03/04/2007
Edito
En politique il n’y a pas d’homme – ou de femme – providentiel. Or, c’est bien de cela que cherchent à nous convaincre tous les candidats de cette campagne présidentielle. A les entendre, il n’y aurait qu’eux – à l’exclusion de tous les autres – qui détiendraient les solutions pour sortir les Français de leur morosité. Et pour satisfaire leur ambition personnelle mal déguisée en altruisme, ils sont prêts à tous les paradoxes, toutes les palinodies, toutes les contradictions, toutes les concessions. Avez-vous remarqué, dans ces nouveaux talk-shows télévisés qui offrent à un échantillon de Français moyens la possibilité de poser une question à un candidat, que celui-ci répond toujours par l’affirmative ? Oui, il a, dans son programme, la réponse à votre question et à votre attente. Oui, il est toujours disposé – du moins face aux caméras – à traiter votre cas en priorité. En somme, tout va pour le mieux dans le meilleur des mondes.
Seulement, à présent, personne n’est plus assez stupide pour prendre pour argent comptant leurs boniments. On sait bien où iront nos doléances quand l’un d’eux arrivera à la présidence : à la trappe ! Aussi, nous nous garderons bien, au Franc-Tireur marseillais, de donner des consignes de vote. Nous nous bornerons simplement à rappeler que la politique est l’art de gérer le plus grand nombre et que si, dans cet exercice, aucun ne peut être parfait, il y en a toutefois qui sont pires que d’autres. C’est dire que nous devrions compter davantage sur nous-mêmes pour établir, à la base, des rapports plus justes et plus harmonieux. En attendant, Marseille continue de brader son patrimoine et les sectes, ma foi, ne s’y portent pas trop mal ( voir l’article de P.C. Arcadis en page 4). Pas de quoi vraiment dormir sur ses deux oreilles.
Bruno DA CAPO
11:34 Publié dans Numéro 3 | Lien permanent | Commentaires (0)
Le diviseur
Qui n’a vu un jour, dans la presse ou à la télé, la caricature de Nicolas Sarkozy par Cabu ? Sous la plume du célèbre dessinateur, l’actuel candidat de l’UMP à la présidentielle n’est pas qu’écorné mais aussi cornu. Au demeurant, les cornes dont il est affublé ne sont pas celles du cerf – symbole bien connu du cocuage, ce qui pourrait, non sans désobligeance, renvoyer à ses récentes vicissitudes conjugales – mais celles, petites et fièrement pointues, qui caractérisent depuis belle lurette les représentations populaires du démon.

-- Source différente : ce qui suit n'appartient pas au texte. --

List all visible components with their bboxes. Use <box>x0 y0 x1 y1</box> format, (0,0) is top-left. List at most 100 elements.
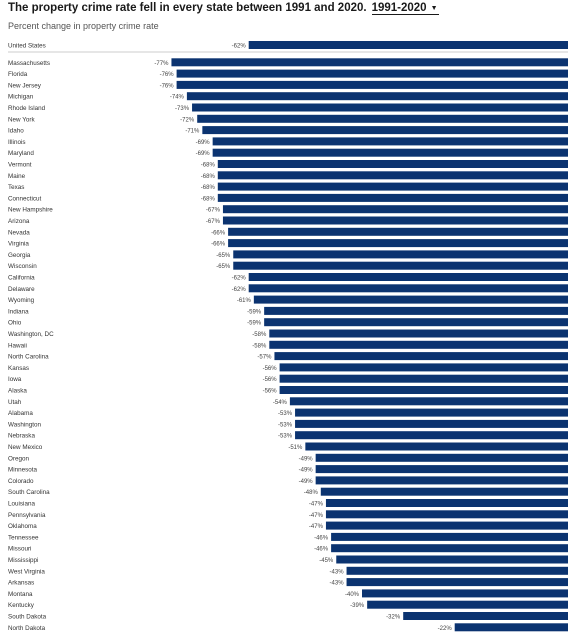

Une image, dit-on, vaut mille mots. A n‘en pas douter, Cabu a saisi intuitivement un élément fondamental du personnage Sarkozy ( même si l’intéressé s’en étonne ). Car le diable, sous l’angle étymologique, est bien celui qui divise. Certes, il n’y a pas de politique idéale ; toutes, en effet, reflètent les intérêts et les appétits humains. Mais il y a des personnalités qui, pour parvenir à leurs fins, n‘hésitent pas à la tirer un peu plus vers le bas et à user de méthodes qu’il faut bien qualifier de démoniaques. Un regard, même rapide, sur l’itinéraire de Nicolas Sarkozy suffit pour constater qu’il est bel et bien placé sous ce signe. Partout où il est passé, il n’a cessé de semer la division et cela n’a fait que s’amplifier depuis qu’il occupe une position stratégique dans la hiérarchie gouvernementale. Division interne, tout d’abord, au sein de son parti et, plus largement, de la Droite : ce ne sont pas Chirac et de Villepin qui diront le contraire. Division, par ses propos, entre la magistrature et la police placée sous son égide ministériel. Division dans son appréhension de la société française actuelle, en désignant à l’opinion publique des adversaires potentiels (les jeunes révoltés des banlieues, les chômeurs de longue durée), sinon les causes mêmes du malaise social. Car ce candidat de la rupture, comme il se proclame volontiers, est en fait un candidat de la fracture. S'il parvenait au pouvoir suprême, par quelque myopie singulière de l’électorat français, tout laisse supposer que les clivages – déjà inquiétants – entre riches et pauvres dans notre pays ne feraient que s‘accroître. Nous nous dirigerions vers une société « à l’américaine » ( pour laquelle le mythe libéraliste de « l’american way of life » est depuis longtemps une vieille baderne ). Et ce ne sont pas les réformes populistes qu’il propose sur un ton patelin qui peuvent faire oublier ses accointances avec le grand patronat français dont il est le fils préféré. A la dernière campagne présidentielle, Jacques Chirac s’était – avec quelle hypocrisie ! – présenté comme le rassembleur des Français. Nicolas Sarkozy ne risque pas de reprendre à son compte cette image consensuelle. Il n’est pas plus clair, cependant, sur ses véritables intentions. Une chose et au moins certaine : cet affamé de pouvoir ne fera croire à personne qu’il est au service de la France.
Erik PANIZZA
11:25 Publié dans Numéro 3 | Lien permanent | Commentaires (0)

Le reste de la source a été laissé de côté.